Aquarium Christmas

Winter break last year was miserable. This year, we created a better itinerary to manage a preschooler bored by long days with his middle-aged parents. Last year, boredom (us and him) and sickness (also us and him) were excruciating. This year it will be different.

Our first change was a little trip to Boston to visit the NEAQ. I figured that we would have the aquarium to ourselves since it was so close to Christmas. I took Liev out of school a day early so we could spend two nights at the neighboring Marriott. Typically, Long Wharf is beyond our budget, but the combination of seasonality and remodeling knocked the price down to affordable. This discount tipped the scale for going to Boston. Why stay at an economical but remote Holiday Inn when my getting-lost time would be tripled by bonus Christmas traffic?

Our drive was minimally plagued by route recalculations and GPS echolalia. Good news, but the cold wind and new experience made Liev bawl as the doorman unloaded our luggage. The next hours were a jumble of whining, bossiness, and elevator rides, punctuated by malfunctioning electronics. I brought a portable DVD player since familiar programs lessen his anxiety. However, it could not be hooked up to the TV, which resulted in two service calls.

Liev objected to the intrusion so rudely I told the second repairman about Liev’s autism. He gave me a weary smile and said, “My daughter has it too. She’s eight now. It gets better over time.” Judging from his demeanor and grim survey of Liev, the unspoken part of our interchange was, “Why did you bring your son here to come unglued?” I guess my unspoken reply was, “Change of scenery, Buddy.”
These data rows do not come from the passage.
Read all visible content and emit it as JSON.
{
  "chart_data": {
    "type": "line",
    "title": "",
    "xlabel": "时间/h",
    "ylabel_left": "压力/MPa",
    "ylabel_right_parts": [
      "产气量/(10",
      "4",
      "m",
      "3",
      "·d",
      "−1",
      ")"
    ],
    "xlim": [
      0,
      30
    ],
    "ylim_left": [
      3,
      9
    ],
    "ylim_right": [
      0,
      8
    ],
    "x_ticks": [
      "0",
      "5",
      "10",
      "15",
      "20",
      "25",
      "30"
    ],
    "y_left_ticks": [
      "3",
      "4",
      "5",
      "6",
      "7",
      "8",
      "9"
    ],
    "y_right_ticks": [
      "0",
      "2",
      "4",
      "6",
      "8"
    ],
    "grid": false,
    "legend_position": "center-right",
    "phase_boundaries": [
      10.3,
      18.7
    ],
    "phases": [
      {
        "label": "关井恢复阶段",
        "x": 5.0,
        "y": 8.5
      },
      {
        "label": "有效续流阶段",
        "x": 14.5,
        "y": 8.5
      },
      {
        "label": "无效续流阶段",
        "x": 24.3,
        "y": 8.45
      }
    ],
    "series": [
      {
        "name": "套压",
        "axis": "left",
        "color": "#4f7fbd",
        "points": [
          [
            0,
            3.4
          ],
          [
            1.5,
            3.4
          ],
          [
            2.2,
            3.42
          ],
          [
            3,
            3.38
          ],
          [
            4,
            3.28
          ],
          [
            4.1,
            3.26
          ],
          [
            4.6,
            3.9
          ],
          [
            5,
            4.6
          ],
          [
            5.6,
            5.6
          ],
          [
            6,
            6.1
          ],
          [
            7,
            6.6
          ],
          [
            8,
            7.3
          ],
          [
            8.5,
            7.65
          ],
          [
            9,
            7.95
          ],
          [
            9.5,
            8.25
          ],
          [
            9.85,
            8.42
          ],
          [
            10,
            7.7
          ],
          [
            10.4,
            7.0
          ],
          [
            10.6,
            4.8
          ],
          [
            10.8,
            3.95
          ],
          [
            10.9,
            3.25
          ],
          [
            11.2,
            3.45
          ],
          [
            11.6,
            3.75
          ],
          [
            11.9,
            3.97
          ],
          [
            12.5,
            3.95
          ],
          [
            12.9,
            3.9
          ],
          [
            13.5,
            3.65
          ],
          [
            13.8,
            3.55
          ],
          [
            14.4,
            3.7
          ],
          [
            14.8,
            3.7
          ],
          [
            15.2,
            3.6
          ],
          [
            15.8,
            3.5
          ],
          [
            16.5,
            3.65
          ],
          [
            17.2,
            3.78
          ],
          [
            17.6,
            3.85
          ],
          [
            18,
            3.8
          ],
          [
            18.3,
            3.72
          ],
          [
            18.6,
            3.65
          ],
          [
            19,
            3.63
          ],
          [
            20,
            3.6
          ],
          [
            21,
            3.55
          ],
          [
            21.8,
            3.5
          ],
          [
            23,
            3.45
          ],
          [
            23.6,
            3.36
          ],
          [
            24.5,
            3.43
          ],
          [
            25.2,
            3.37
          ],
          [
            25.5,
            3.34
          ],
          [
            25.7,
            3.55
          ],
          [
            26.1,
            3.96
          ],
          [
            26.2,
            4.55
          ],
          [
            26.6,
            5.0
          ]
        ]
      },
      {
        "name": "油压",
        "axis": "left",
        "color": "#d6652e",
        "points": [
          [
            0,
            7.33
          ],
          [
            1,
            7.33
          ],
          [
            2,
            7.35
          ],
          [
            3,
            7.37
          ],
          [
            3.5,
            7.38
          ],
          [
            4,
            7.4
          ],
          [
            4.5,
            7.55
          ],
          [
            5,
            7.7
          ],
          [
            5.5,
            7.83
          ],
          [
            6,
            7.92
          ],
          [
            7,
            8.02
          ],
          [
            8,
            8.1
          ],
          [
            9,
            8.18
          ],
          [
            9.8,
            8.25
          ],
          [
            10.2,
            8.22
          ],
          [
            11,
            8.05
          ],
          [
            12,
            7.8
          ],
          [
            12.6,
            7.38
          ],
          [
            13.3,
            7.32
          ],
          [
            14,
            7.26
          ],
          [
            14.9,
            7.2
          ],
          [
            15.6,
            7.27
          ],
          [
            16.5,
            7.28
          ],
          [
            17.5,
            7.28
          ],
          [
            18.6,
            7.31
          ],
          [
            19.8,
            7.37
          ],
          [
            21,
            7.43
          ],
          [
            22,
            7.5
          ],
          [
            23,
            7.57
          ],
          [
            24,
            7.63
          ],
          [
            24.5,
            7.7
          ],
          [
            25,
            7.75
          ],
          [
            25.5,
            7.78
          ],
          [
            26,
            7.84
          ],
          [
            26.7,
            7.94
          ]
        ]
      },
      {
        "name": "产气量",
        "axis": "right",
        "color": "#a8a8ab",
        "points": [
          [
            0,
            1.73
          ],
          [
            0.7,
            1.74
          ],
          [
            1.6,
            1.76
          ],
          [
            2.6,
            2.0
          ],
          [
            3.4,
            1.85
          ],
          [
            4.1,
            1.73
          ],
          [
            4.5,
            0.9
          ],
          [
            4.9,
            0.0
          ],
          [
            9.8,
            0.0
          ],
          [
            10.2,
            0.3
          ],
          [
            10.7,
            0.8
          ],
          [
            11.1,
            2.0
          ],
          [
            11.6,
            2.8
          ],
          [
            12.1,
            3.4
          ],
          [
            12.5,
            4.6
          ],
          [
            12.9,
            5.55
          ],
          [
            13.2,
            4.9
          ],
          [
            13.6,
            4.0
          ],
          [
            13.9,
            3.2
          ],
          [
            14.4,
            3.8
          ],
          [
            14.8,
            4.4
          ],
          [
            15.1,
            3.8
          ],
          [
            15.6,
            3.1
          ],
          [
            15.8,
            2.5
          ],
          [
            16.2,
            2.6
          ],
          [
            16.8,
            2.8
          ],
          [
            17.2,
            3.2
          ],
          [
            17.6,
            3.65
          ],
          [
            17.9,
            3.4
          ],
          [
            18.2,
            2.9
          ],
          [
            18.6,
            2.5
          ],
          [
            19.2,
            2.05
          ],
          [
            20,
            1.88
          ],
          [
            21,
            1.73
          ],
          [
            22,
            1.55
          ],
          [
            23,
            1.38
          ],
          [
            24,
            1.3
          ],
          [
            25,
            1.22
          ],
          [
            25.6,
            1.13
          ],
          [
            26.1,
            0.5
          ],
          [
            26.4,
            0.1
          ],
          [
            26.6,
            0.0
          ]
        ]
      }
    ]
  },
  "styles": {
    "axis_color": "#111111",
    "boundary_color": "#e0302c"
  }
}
Liev settled down after flinging a few DVDs across the room and eating a less than adequate lunch. Soon after, we went to the aquarium and had a blast. Despite the squirming and complaining, he appreciated the aquarium more than in the past.  The fish and penguins delighted him. Jabbering enthusiastically, he ran up and down the central spiral ramp, chirping, “Hi fishy! Look! They’re swimming!” He was so bright active and joyous; I chalked his previous fussing up to nerves. In an hour, he ran out of steam, but our trip was a definite success.